According to a new study, teen children whose parents are heavy smokers are more at risk to intergenerational transmission of the behavior.

Researchers studied the smoking patterns of parents such as duration, nicotine dependence and timing. The study shows that for each year of exposure to parental smoking, a child becomes more likely to experiment smoking or even be a heavy smoker in the future.

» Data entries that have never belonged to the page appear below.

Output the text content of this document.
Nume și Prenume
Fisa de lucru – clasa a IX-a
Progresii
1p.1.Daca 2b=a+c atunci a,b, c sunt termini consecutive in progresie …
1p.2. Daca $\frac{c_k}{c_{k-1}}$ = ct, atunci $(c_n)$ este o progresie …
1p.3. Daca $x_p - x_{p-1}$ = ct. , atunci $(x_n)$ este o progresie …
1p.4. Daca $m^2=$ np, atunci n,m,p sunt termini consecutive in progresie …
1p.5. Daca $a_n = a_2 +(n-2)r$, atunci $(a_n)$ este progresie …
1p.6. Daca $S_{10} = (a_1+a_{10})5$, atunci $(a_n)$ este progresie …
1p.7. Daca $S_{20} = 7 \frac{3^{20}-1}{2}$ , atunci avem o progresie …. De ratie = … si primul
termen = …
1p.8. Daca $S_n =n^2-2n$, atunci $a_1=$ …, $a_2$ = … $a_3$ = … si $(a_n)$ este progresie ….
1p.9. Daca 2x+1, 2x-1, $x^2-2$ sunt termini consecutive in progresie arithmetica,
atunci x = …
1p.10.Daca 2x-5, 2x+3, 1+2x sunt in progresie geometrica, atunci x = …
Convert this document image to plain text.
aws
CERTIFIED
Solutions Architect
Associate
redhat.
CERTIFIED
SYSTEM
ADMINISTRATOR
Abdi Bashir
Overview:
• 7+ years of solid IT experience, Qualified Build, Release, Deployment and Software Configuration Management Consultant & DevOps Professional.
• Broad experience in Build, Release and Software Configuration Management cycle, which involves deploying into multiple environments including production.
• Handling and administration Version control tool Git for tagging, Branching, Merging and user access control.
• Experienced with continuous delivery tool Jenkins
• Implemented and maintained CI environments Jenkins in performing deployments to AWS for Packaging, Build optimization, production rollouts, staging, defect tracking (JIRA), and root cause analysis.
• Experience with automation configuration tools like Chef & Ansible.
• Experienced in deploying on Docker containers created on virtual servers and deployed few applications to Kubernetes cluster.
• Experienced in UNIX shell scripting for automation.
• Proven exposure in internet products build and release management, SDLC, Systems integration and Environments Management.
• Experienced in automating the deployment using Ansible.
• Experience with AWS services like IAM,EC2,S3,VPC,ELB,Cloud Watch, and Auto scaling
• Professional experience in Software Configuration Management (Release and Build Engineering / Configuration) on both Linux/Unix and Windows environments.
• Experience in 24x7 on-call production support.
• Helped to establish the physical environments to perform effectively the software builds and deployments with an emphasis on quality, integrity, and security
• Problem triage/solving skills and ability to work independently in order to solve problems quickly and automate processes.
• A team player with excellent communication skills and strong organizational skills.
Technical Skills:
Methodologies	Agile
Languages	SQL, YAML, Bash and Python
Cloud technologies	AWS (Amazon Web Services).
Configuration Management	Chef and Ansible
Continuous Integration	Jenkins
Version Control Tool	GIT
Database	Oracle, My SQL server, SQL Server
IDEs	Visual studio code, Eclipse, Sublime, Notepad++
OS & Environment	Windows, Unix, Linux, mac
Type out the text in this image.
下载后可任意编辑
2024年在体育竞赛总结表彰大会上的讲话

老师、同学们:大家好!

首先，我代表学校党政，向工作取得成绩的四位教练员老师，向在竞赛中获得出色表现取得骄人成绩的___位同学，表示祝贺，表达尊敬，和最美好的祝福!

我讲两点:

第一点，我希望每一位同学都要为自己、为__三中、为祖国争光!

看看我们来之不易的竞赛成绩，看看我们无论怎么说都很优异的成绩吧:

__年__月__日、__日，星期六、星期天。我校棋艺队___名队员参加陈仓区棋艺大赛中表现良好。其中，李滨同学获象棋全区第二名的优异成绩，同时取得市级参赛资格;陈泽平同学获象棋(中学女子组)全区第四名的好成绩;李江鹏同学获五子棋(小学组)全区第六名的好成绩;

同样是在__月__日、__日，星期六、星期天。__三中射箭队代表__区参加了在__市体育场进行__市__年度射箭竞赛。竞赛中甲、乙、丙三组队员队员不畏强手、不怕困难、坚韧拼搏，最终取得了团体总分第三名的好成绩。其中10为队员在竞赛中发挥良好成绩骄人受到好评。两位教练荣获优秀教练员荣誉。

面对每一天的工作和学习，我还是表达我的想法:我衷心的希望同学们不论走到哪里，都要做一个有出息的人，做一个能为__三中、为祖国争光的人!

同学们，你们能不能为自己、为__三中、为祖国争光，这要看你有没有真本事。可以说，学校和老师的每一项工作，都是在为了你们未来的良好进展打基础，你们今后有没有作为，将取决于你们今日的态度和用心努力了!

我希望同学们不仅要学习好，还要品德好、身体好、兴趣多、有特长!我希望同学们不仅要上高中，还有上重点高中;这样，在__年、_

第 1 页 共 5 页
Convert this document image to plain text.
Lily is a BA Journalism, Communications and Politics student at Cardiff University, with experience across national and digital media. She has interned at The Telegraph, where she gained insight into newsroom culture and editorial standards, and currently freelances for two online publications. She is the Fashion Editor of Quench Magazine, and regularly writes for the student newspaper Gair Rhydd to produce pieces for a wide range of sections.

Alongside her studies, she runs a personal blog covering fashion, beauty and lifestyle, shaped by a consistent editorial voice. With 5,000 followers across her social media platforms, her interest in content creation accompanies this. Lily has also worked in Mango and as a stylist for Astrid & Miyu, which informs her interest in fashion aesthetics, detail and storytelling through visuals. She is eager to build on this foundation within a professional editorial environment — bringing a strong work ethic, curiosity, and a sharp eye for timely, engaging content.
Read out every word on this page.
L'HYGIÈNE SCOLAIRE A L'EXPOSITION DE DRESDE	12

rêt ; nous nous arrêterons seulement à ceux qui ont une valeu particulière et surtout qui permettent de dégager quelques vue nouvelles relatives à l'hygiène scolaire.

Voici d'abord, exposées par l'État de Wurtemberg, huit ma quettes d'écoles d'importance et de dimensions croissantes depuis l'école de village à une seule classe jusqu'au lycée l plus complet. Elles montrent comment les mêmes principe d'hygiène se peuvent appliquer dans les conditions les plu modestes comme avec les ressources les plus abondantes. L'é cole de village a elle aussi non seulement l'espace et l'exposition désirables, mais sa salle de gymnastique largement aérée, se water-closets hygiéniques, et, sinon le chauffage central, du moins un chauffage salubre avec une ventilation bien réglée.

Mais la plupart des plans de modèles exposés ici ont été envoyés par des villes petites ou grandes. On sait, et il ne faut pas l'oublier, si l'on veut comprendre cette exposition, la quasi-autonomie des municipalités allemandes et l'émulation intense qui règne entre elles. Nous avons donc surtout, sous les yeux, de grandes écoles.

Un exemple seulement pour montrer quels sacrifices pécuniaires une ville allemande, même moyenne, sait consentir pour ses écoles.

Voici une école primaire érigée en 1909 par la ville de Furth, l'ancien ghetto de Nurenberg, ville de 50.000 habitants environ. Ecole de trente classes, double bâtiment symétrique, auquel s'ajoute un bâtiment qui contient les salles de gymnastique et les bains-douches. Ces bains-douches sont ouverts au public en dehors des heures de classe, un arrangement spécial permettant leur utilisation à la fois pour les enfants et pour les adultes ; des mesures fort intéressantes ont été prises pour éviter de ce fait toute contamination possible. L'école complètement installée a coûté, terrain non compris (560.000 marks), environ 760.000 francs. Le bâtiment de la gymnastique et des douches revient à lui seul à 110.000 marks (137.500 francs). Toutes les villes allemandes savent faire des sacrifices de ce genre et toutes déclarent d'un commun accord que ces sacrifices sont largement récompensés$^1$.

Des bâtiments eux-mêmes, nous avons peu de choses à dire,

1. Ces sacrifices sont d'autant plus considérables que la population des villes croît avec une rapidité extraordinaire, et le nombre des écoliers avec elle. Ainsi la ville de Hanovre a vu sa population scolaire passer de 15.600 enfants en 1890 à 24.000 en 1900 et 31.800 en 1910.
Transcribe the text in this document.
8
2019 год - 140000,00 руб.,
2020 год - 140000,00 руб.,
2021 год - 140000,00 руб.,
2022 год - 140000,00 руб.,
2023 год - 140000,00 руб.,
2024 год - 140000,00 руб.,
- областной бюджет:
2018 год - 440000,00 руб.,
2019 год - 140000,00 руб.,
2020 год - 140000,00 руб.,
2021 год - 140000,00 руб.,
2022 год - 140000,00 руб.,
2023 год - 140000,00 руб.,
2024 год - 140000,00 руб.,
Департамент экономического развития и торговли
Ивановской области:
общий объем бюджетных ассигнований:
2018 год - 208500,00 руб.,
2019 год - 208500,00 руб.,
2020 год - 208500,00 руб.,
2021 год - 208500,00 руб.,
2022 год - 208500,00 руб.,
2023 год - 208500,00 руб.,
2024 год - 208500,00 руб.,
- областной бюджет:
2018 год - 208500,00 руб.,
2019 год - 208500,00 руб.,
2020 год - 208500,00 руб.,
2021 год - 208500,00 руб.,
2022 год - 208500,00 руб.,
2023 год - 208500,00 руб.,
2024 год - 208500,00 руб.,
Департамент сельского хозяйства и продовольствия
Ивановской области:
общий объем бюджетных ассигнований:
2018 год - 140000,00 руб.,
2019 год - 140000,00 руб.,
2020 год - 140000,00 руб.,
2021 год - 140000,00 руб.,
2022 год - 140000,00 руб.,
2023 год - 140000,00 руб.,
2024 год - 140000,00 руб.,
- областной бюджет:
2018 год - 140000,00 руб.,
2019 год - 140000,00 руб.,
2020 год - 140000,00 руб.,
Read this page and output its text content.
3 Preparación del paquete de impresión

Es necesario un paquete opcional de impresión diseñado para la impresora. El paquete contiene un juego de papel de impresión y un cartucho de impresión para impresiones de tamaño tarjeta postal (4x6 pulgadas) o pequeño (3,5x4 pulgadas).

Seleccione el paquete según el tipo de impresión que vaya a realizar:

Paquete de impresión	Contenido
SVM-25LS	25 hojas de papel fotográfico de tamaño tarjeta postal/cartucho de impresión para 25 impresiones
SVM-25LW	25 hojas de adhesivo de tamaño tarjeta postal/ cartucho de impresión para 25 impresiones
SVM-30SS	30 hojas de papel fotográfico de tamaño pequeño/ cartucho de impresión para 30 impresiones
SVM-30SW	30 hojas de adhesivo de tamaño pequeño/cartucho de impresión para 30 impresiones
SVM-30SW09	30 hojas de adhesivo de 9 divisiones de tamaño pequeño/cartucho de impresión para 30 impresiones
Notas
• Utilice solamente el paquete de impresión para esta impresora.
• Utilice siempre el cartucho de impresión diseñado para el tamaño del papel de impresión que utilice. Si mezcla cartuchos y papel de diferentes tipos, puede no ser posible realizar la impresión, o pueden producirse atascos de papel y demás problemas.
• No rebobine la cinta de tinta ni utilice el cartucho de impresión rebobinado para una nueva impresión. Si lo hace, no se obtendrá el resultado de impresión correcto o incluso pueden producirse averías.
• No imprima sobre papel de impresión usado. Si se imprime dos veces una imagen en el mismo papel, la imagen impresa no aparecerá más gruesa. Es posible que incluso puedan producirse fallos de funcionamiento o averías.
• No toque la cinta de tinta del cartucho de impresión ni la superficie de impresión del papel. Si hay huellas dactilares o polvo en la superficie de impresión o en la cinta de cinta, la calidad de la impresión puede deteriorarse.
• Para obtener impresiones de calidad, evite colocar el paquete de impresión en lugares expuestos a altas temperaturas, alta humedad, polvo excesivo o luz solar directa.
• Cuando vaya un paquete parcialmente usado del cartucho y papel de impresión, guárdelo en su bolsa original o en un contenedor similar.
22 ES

Researchers studied 400 parents and their adolescent children aged 12 to 17 years old. They were interviewed at the start and end of the research period and one and five years after. The study showed four adolescent patterns: 23 percent tried to smoke early, 41 percent tried to smoke later, six percent started to smoke early and regularly, and 30 percent did not smoke. Teens who had nicotine dependent parents at the start of the research had a greater risk of smoking early and regularly. Adolescent children whose parents were smokers and have a nicotine addiction were 10 times more at risk to experiment smoking or become regular smokers early on than those whose parents did not smoke.

"It is difficult to dissuade children from smoking if one or both parents are heavily dependent on cigarettes," lead researcher Darren Mays, Ph.D, MPH said. "It is also important for parents who smoke to know that their children may model the behavior, particularly if a parent is nicotine dependent." Mays is an assistant professor and public health researcher of Cancer Prevention and Control Program at Georgetown University Medical Center Lombardi.

Quitting is important not only for the parents' health but also for the children's. Social learning is an important part of intergenerational smoking if children can learn that a parent who smokes can and should quit the unhealthy habit.

The study shows that exposure to a parent's nicotine dependence is an important factor in influencing transmission of smoking in the family. It shows people a direction on how to reduce the risk. However, while the study found that parental smoking is linked with the likelihood of a child to smoke in the future, it does not prove that parental smoking is the direct cause of the child's behavior.